RÉDACTEUR EN CHEF DE BILAN

Serge Guertchakoff est rédacteur en chef de Bilan et auteur de quatre livres, dont l'un sur le secret bancaire. Journaliste d'investigation spécialiste de l'immobilier, des RH ou encore des PME en général, il est également à l'initiative du supplément Immoluxe et du numéro dédié aux 300 plus riches. Après avoir été rédacteur en chef adjoint de Bilan de 2014 à 2019, il a pris la succession de Myret Zaki en juin 2019.

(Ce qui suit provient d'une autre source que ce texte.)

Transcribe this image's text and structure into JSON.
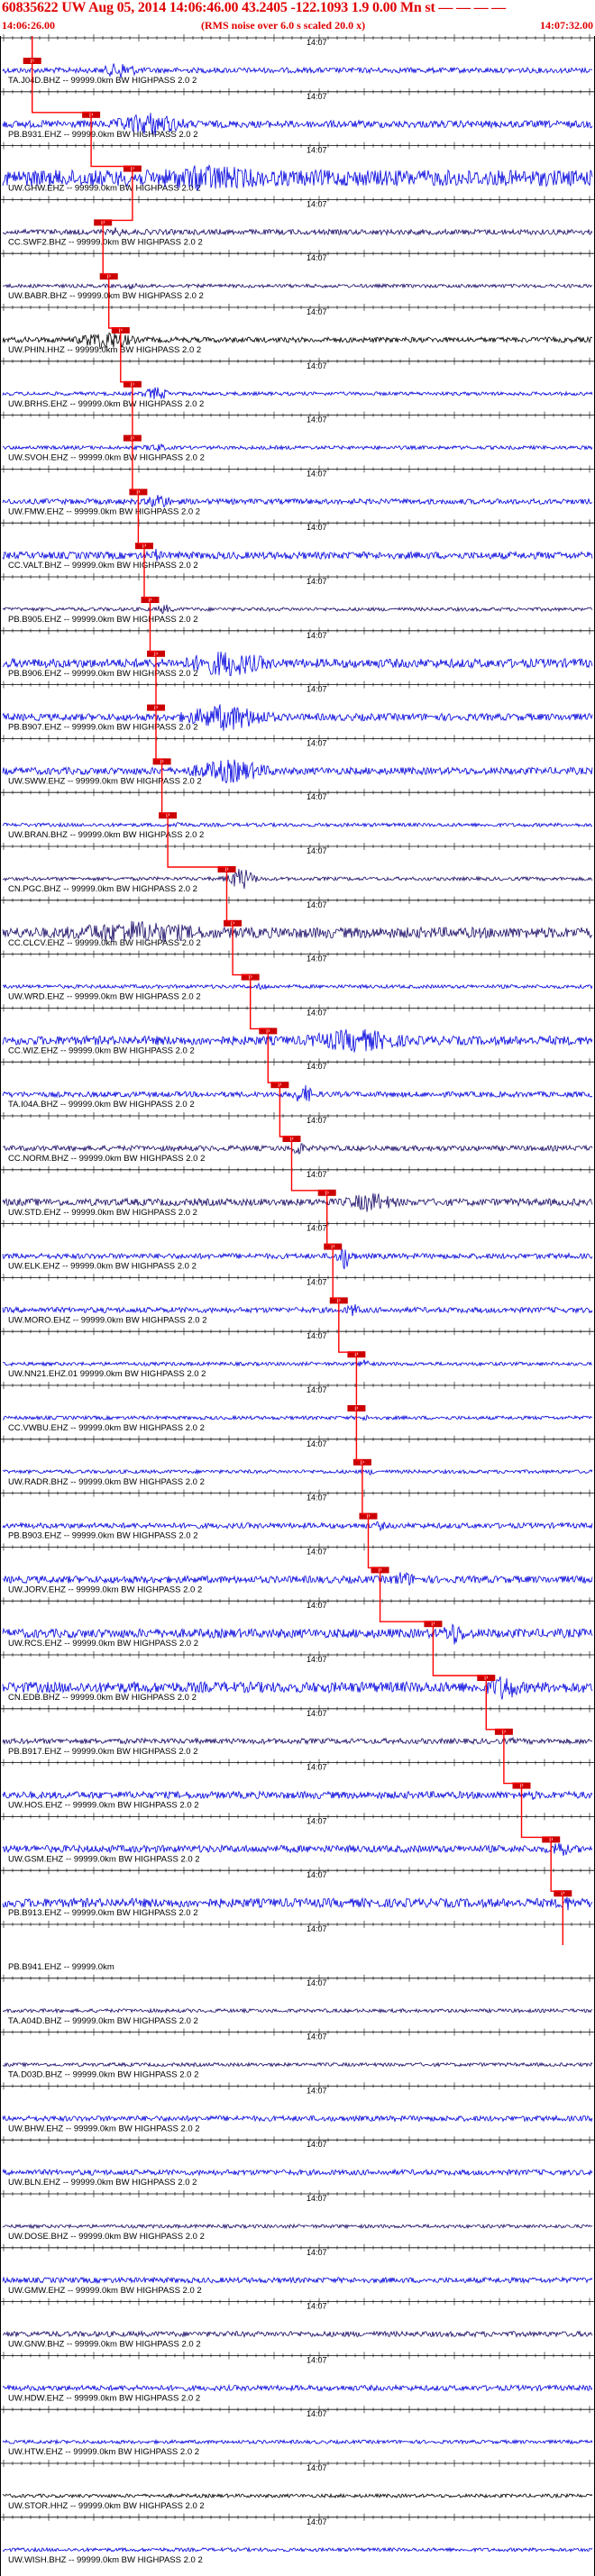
{
  "header": {
    "title": "60835622 UW Aug 05, 2014 14:06:46.00   43.2405 -122.1093  1.9 0.00 Mn st — — — —",
    "note": "(RMS noise over 6.0 s scaled 20.0 x)",
    "start_time": "14:06:26.00",
    "end_time": "14:07:32.00"
  },
  "time_tick_label": "14:07",
  "pick_label": "P",
  "colors": {
    "accent": "#e00000",
    "trace_blue": "#0000dd",
    "trace_navy": "#1a0a66",
    "trace_black": "#000000",
    "pick_red": "#ff0000",
    "pick_box": "#cc0000"
  },
  "traces": [
    {
      "label": "TA.J04D.BHZ -- 99999.0km BW  HIGHPASS  2.0  2",
      "color": "blue",
      "amp": 3,
      "pick": 0.05,
      "burst": [
        0.15,
        0.25,
        10
      ]
    },
    {
      "label": "PB.B931.EHZ -- 99999.0km BW  HIGHPASS  2.0  2",
      "color": "blue",
      "amp": 4,
      "pick": 0.15,
      "burst": [
        0.15,
        0.35,
        14
      ]
    },
    {
      "label": "UW.GHW.EHZ -- 99999.0km BW  HIGHPASS  2.0  2",
      "color": "blue",
      "amp": 9,
      "pick": 0.22,
      "burst": [
        0.15,
        0.55,
        16
      ]
    },
    {
      "label": "CC.SWF2.BHZ -- 99999.0km BW  HIGHPASS  2.0  2",
      "color": "navy",
      "amp": 3,
      "pick": 0.17,
      "burst": [
        0.17,
        0.22,
        6
      ]
    },
    {
      "label": "UW.BABR.BHZ -- 99999.0km BW  HIGHPASS  2.0  2",
      "color": "navy",
      "amp": 2,
      "pick": 0.18,
      "burst": [
        0.19,
        0.25,
        4
      ]
    },
    {
      "label": "UW.PHIN.HHZ -- 99999.0km BW  HIGHPASS  2.0  2",
      "color": "black",
      "amp": 3,
      "pick": 0.2,
      "burst": [
        0.1,
        0.25,
        12
      ]
    },
    {
      "label": "UW.BRHS.EHZ -- 99999.0km BW  HIGHPASS  2.0  2",
      "color": "blue",
      "amp": 2,
      "pick": 0.22,
      "burst": [
        0.22,
        0.3,
        8
      ]
    },
    {
      "label": "UW.SVOH.EHZ -- 99999.0km BW  HIGHPASS  2.0  2",
      "color": "blue",
      "amp": 2,
      "pick": 0.22,
      "burst": [
        0.22,
        0.3,
        5
      ]
    },
    {
      "label": "UW.FMW.EHZ -- 99999.0km BW  HIGHPASS  2.0  2",
      "color": "blue",
      "amp": 3,
      "pick": 0.23,
      "burst": [
        0.23,
        0.3,
        10
      ]
    },
    {
      "label": "CC.VALT.BHZ -- 99999.0km BW  HIGHPASS  2.0  2",
      "color": "blue",
      "amp": 4,
      "pick": 0.24,
      "burst": [
        0.24,
        0.28,
        8
      ]
    },
    {
      "label": "PB.B905.EHZ -- 99999.0km BW  HIGHPASS  2.0  2",
      "color": "navy",
      "amp": 2,
      "pick": 0.25,
      "burst": [
        0.25,
        0.3,
        6
      ]
    },
    {
      "label": "PB.B906.EHZ -- 99999.0km BW  HIGHPASS  2.0  2",
      "color": "blue",
      "amp": 5,
      "pick": 0.26,
      "burst": [
        0.26,
        0.5,
        16
      ]
    },
    {
      "label": "PB.B907.EHZ -- 99999.0km BW  HIGHPASS  2.0  2",
      "color": "blue",
      "amp": 4,
      "pick": 0.26,
      "burst": [
        0.26,
        0.5,
        16
      ]
    },
    {
      "label": "UW.SWW.EHZ -- 99999.0km BW  HIGHPASS  2.0  2",
      "color": "blue",
      "amp": 4,
      "pick": 0.27,
      "burst": [
        0.27,
        0.5,
        14
      ]
    },
    {
      "label": "UW.BRAN.BHZ -- 99999.0km BW  HIGHPASS  2.0  2",
      "color": "blue",
      "amp": 2,
      "pick": 0.28,
      "burst": [
        0.28,
        0.32,
        5
      ]
    },
    {
      "label": "CN.PGC.BHZ -- 99999.0km BW  HIGHPASS  2.0  2",
      "color": "navy",
      "amp": 2,
      "pick": 0.38,
      "burst": [
        0.37,
        0.44,
        14
      ]
    },
    {
      "label": "CC.CLCV.EHZ -- 99999.0km BW  HIGHPASS  2.0  2",
      "color": "navy",
      "amp": 6,
      "pick": 0.39,
      "burst": [
        0.0,
        0.45,
        14
      ]
    },
    {
      "label": "UW.WRD.EHZ -- 99999.0km BW  HIGHPASS  2.0  2",
      "color": "blue",
      "amp": 2,
      "pick": 0.42,
      "burst": [
        0.42,
        0.46,
        5
      ]
    },
    {
      "label": "CC.WIZ.EHZ -- 99999.0km BW  HIGHPASS  2.0  2",
      "color": "blue",
      "amp": 5,
      "pick": 0.45,
      "burst": [
        0.45,
        0.75,
        14
      ]
    },
    {
      "label": "TA.I04A.BHZ -- 99999.0km BW  HIGHPASS  2.0  2",
      "color": "blue",
      "amp": 3,
      "pick": 0.47,
      "burst": [
        0.48,
        0.54,
        12
      ]
    },
    {
      "label": "CC.NORM.BHZ -- 99999.0km BW  HIGHPASS  2.0  2",
      "color": "navy",
      "amp": 3,
      "pick": 0.49,
      "burst": [
        0.48,
        0.52,
        10
      ]
    },
    {
      "label": "UW.STD.EHZ -- 99999.0km BW  HIGHPASS  2.0  2",
      "color": "navy",
      "amp": 4,
      "pick": 0.55,
      "burst": [
        0.55,
        0.7,
        12
      ]
    },
    {
      "label": "UW.ELK.EHZ -- 99999.0km BW  HIGHPASS  2.0  2",
      "color": "blue",
      "amp": 3,
      "pick": 0.56,
      "burst": [
        0.56,
        0.6,
        16
      ]
    },
    {
      "label": "UW.MORO.EHZ -- 99999.0km BW  HIGHPASS  2.0  2",
      "color": "blue",
      "amp": 3,
      "pick": 0.57,
      "burst": [
        0.57,
        0.62,
        8
      ]
    },
    {
      "label": "UW.NN21.EHZ.01 99999.0km BW  HIGHPASS  2.0  2",
      "color": "blue",
      "amp": 2,
      "pick": 0.6,
      "burst": [
        0.6,
        0.63,
        8
      ]
    },
    {
      "label": "CC.VWBU.EHZ -- 99999.0km BW  HIGHPASS  2.0  2",
      "color": "blue",
      "amp": 2,
      "pick": 0.6,
      "burst": [
        0.6,
        0.63,
        4
      ]
    },
    {
      "label": "UW.RADR.BHZ -- 99999.0km BW  HIGHPASS  2.0  2",
      "color": "blue",
      "amp": 2,
      "pick": 0.61,
      "burst": [
        0.61,
        0.64,
        4
      ]
    },
    {
      "label": "PB.B903.EHZ -- 99999.0km BW  HIGHPASS  2.0  2",
      "color": "blue",
      "amp": 3,
      "pick": 0.62,
      "burst": [
        0.62,
        0.66,
        6
      ]
    },
    {
      "label": "UW.JORV.EHZ -- 99999.0km BW  HIGHPASS  2.0  2",
      "color": "blue",
      "amp": 4,
      "pick": 0.64,
      "burst": [
        0.64,
        0.72,
        10
      ]
    },
    {
      "label": "UW.RCS.EHZ -- 99999.0km BW  HIGHPASS  2.0  2",
      "color": "blue",
      "amp": 5,
      "pick": 0.73,
      "burst": [
        0.73,
        0.8,
        14
      ]
    },
    {
      "label": "CN.EDB.BHZ -- 99999.0km BW  HIGHPASS  2.0  2",
      "color": "blue",
      "amp": 6,
      "pick": 0.82,
      "burst": [
        0.8,
        0.9,
        16
      ]
    },
    {
      "label": "PB.B917.EHZ -- 99999.0km BW  HIGHPASS  2.0  2",
      "color": "navy",
      "amp": 3,
      "pick": 0.85,
      "burst": [
        0.85,
        0.88,
        4
      ]
    },
    {
      "label": "UW.HOS.EHZ -- 99999.0km BW  HIGHPASS  2.0  2",
      "color": "blue",
      "amp": 4,
      "pick": 0.88,
      "burst": [
        0.88,
        0.92,
        6
      ]
    },
    {
      "label": "UW.GSM.EHZ -- 99999.0km BW  HIGHPASS  2.0  2",
      "color": "blue",
      "amp": 4,
      "pick": 0.93,
      "burst": [
        0.92,
        0.97,
        12
      ]
    },
    {
      "label": "PB.B913.EHZ -- 99999.0km BW  HIGHPASS  2.0  2",
      "color": "blue",
      "amp": 5,
      "pick": 0.95,
      "burst": [
        0.93,
        0.98,
        10
      ]
    },
    {
      "label": "PB.B941.EHZ -- 99999.0km",
      "color": "navy",
      "amp": 0,
      "pick": null,
      "burst": null
    },
    {
      "label": "TA.A04D.BHZ -- 99999.0km BW  HIGHPASS  2.0  2",
      "color": "navy",
      "amp": 2,
      "pick": null,
      "burst": null
    },
    {
      "label": "TA.D03D.BHZ -- 99999.0km BW  HIGHPASS  2.0  2",
      "color": "navy",
      "amp": 2,
      "pick": null,
      "burst": null
    },
    {
      "label": "UW.BHW.EHZ -- 99999.0km BW  HIGHPASS  2.0  2",
      "color": "blue",
      "amp": 3,
      "pick": null,
      "burst": null
    },
    {
      "label": "UW.BLN.EHZ -- 99999.0km BW  HIGHPASS  2.0  2",
      "color": "blue",
      "amp": 3,
      "pick": null,
      "burst": null
    },
    {
      "label": "UW.DOSE.BHZ -- 99999.0km BW  HIGHPASS  2.0  2",
      "color": "navy",
      "amp": 2,
      "pick": null,
      "burst": null
    },
    {
      "label": "UW.GMW.EHZ -- 99999.0km BW  HIGHPASS  2.0  2",
      "color": "blue",
      "amp": 3,
      "pick": null,
      "burst": null
    },
    {
      "label": "UW.GNW.BHZ -- 99999.0km BW  HIGHPASS  2.0  2",
      "color": "navy",
      "amp": 3,
      "pick": null,
      "burst": null
    },
    {
      "label": "UW.HDW.EHZ -- 99999.0km BW  HIGHPASS  2.0  2",
      "color": "blue",
      "amp": 3,
      "pick": null,
      "burst": null
    },
    {
      "label": "UW.HTW.EHZ -- 99999.0km BW  HIGHPASS  2.0  2",
      "color": "blue",
      "amp": 2,
      "pick": null,
      "burst": null
    },
    {
      "label": "UW.STOR.HHZ -- 99999.0km BW  HIGHPASS  2.0  2",
      "color": "black",
      "amp": 2,
      "pick": null,
      "burst": null
    },
    {
      "label": "UW.WISH.BHZ -- 99999.0km BW  HIGHPASS  2.0  2",
      "color": "blue",
      "amp": 2,
      "pick": null,
      "burst": null
    }
  ]
}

Des inégalités touchent aussi les petits patrons

La crise a mis en lumière un phénomène de paupérisation de certains entrepreneurs, qui cotisent à l’assurance chômage sans pouvoir prétendre ensuite toucher des indemnités.

Il existe de nombreuses inégalités, en Suisse comme ailleurs. La plupart sont connues, car la nécessité de les combattre est souvent inscrite dans les programmes politiques des formations de gauche. D’autres touchent des catégories de travailleurs systématiquement «oubliées» par les partis traditionnels. On pense à l’absurdité qui pousse un couple marié à divorcer avant d’atteindre l’âge de la retraite pour récupérer du pouvoir d’achat (mon éditorial du Bilan de mars dernier). Parmi les autres inégalités qui ne semblent pas préoccuper nos élus: le fait que lorsque l’on est patron, on doive cotiser à l’assurance chômage, mais sans pouvoir prétendre ensuite toucher des indemnités si l’on se retrouve en difficulté.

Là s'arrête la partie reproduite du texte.